Luca Boccaletto (E.16), chercheur à l’Agence spatiale européenne
FAUX À l’heure où certains métaux se font de plus en plus rares sur Terre, la tentation est grande d’aller s’approvisionner dans l’espace. On trouve en effet toute sorte de minéraux : du fer, du silicium ou du nickel sur les astéroïdes, du régolite, du palladium ou du théridium sur la Lune, sans parler de Mars. S’il est onéreux de tenter de les rapporter sur Terre (les estimations oscillent autour de 100 000 euros le kg rapporté), une exploitation in situ, environ dix fois moins chère, est en revanche envisagée.
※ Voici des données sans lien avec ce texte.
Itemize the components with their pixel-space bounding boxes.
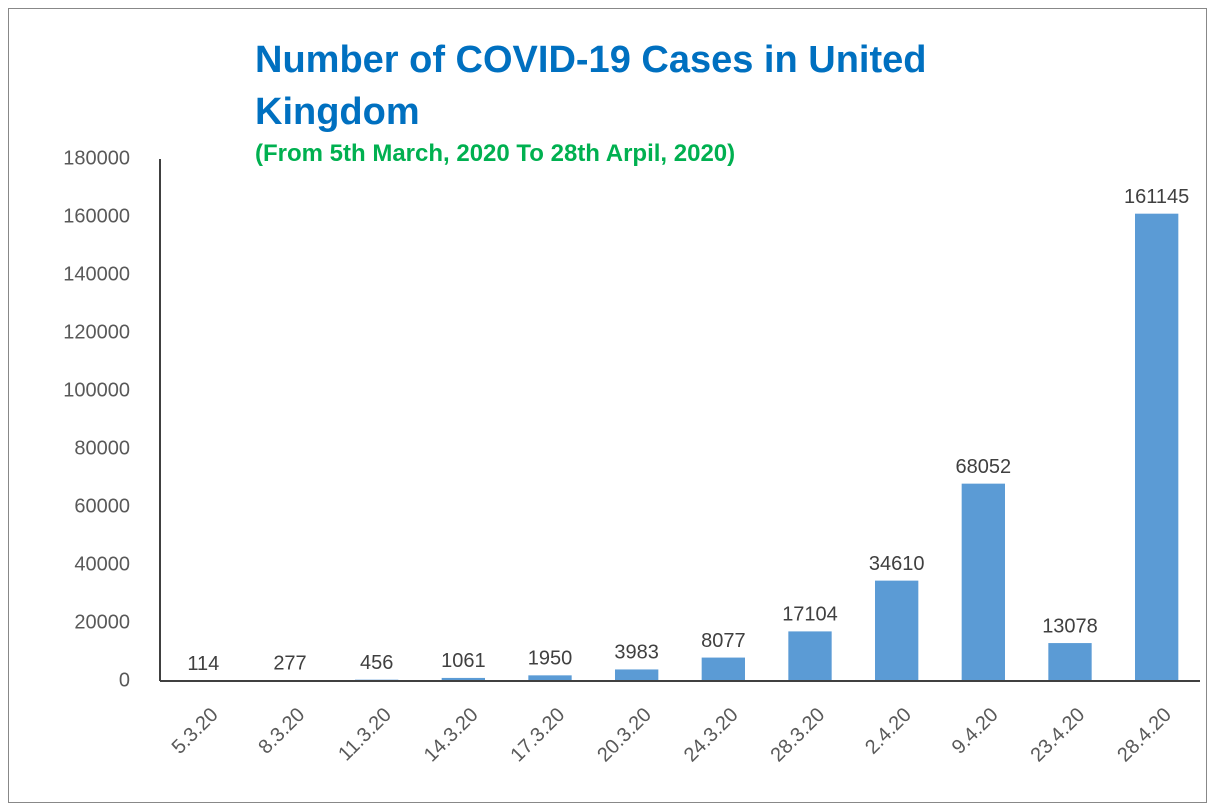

L’une des idées évoquées serait d’avoir une présence permanente sur la Lune et de construire des modules habitables grâce à ces matériaux. Mais le véritable problème réside dans le fait que l’exploitation de l’espace est très peu régulée. Le traité de l’Espace, signé en 1967, se limite à le définir comme tout ce qui se trouve à plus de 80 km d’altitude et à allouer des fréquences pour les satellites de télécommunications. En 2020, les ressources spatiales sont bel et bien évoquées par les accords Artémis, mais ils stipulent simplement qu’elles doivent être utilisées « de la meilleure manière possible » … En outre, seuls huit États les ont ratifiés : les États-Unis, l’Australie, les Émirats arabes unis, le Royaume-Uni, le Luxembourg, le Japon, l’Italie et le Canada, c’est-à-dire des pays « amis » des États-Unis. Il manque donc des acteurs majeurs de la conquête spatiale comme la Chine, la Russie ou la France. Une telle absence de régulation pourrait s’avérer problématique à l’avenir, c’est même déjà le cas : en novembre, lorsque la Russie a lancé un missile pour détruire un de ses satellites, les débris générés ont croisé l’orbite de la Station spatiale internationale, mais aucune mesure n’a pu être prise pour réprimander cet acte.